Ways to Reduce Net Carbs
You can reduce net carbs while still including satisfying and delicious foods in your diet. First, learn the foods that are free from carbohydrates or very low in net carbs. These are some examples.
- Meat, fish, poultry, eggs, and most shellfish are free from carbs.
- Oils, butter, and other pure fats are naturally free from carbohydrates.
- Nuts and seeds are very low in net carbs, and are mostly filled with fat, protein, and fiber.

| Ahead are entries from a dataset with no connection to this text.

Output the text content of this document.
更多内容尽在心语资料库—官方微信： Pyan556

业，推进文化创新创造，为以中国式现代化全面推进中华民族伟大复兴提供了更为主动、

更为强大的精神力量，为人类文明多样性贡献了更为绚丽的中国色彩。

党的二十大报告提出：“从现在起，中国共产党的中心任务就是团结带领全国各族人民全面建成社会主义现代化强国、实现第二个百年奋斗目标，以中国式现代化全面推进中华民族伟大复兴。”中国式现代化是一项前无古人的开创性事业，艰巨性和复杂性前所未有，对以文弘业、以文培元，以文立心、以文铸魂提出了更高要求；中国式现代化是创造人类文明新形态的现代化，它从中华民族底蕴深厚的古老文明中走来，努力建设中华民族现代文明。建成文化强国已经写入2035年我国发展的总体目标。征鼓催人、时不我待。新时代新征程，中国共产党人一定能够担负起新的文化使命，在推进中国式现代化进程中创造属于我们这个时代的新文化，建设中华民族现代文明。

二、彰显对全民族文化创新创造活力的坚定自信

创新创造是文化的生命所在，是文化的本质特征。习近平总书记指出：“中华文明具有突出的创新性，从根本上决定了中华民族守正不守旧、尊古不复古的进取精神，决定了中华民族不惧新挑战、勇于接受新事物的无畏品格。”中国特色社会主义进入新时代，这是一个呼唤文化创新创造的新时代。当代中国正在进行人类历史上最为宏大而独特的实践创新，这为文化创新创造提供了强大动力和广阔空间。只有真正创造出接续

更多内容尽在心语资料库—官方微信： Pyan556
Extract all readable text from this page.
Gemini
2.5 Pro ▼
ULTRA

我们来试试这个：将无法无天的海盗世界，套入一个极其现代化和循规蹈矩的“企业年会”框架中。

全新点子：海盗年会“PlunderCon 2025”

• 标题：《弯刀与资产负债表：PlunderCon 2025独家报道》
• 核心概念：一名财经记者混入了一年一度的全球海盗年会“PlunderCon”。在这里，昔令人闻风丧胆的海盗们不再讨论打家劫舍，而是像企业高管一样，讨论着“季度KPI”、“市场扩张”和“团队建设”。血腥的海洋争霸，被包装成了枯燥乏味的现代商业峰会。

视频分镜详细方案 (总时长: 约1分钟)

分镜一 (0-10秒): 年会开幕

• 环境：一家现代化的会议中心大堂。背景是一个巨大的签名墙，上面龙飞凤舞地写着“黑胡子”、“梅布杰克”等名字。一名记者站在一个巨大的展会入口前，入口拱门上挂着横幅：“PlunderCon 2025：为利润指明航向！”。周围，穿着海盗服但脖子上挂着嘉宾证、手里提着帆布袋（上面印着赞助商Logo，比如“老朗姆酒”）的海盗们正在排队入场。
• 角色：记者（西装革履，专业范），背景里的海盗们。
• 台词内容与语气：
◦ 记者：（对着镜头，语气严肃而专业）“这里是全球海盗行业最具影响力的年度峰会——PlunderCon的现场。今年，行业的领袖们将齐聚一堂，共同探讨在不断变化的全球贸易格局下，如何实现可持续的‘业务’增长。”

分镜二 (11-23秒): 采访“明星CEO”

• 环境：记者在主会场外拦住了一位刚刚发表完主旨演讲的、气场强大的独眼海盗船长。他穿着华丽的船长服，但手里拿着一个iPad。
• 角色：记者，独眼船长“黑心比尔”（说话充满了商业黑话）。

- Salad greens and other non-starchy vegetables are low in total carbohydrates and high in dietary fiber, leaving them low in net carbs.
- Cheese is low in total and net carbs.
You can also look for products that are designed for low-carb diets and that can swap for other foods. These are some examples.
- Zero net carb bread
- Low-carb pasta
- Protein Bars that are low in sugar or sugar-free
- Low-Carb Protein Cereal
- Low-Carb Pancake and Baking Mixes
- Low-Carb Protein Chips and other Protein Snacks
- Protein Pudding
Healthiest Carbs to Choose
You may be on a low-carb diet for a long time, so it’s good to choose the healthiest carbs to make the most of the ones you do choose to have. These are some examples of carbs that are high in fiber or other nutrients. When you eat them, you’ll be best off if you keep serving sizes in check and eat them with other healthy foods, especially with low-carb ones.
Type of Carb |
Ideas for Using Them |
1 ounce-equivalent of whole grains: such as ⅓ cup of cooked oatmeal, 1 slice of whole-grain bread, ½ whole grain English muffin, ⅓ cup of cooked whole-wheat pasta, quinoa, barley, or brown rice, ½ cup of shredded wheat, 3 cups of plain popcorn |
|
1 serving of fruit: such as ¾ cup of berries or cut melon, 1 small apple or pear, 2 tangerines or apricots, ½ cup of pineapple |
|
½ cup of legumes: such as ½ cup of cooked beans, split peas, lentils, or tofu |
|
1 serving of starchy vegetable, such as ½ cup of peas, corn, or mashed potato or sweet potato, or ¾ cup of winter squash such as butternut, acorn, or kabocha squash |
|
Carbohydrates can make or break your diet, and using net carbs can help you count them and select healthier ones. By sticking to proper serving sizes and choosing higher fiber sources of carbs, you can keep net carbs down and stay on your low-carb meal plan. That is a good way to hit your weight loss goals after bariatric surgery!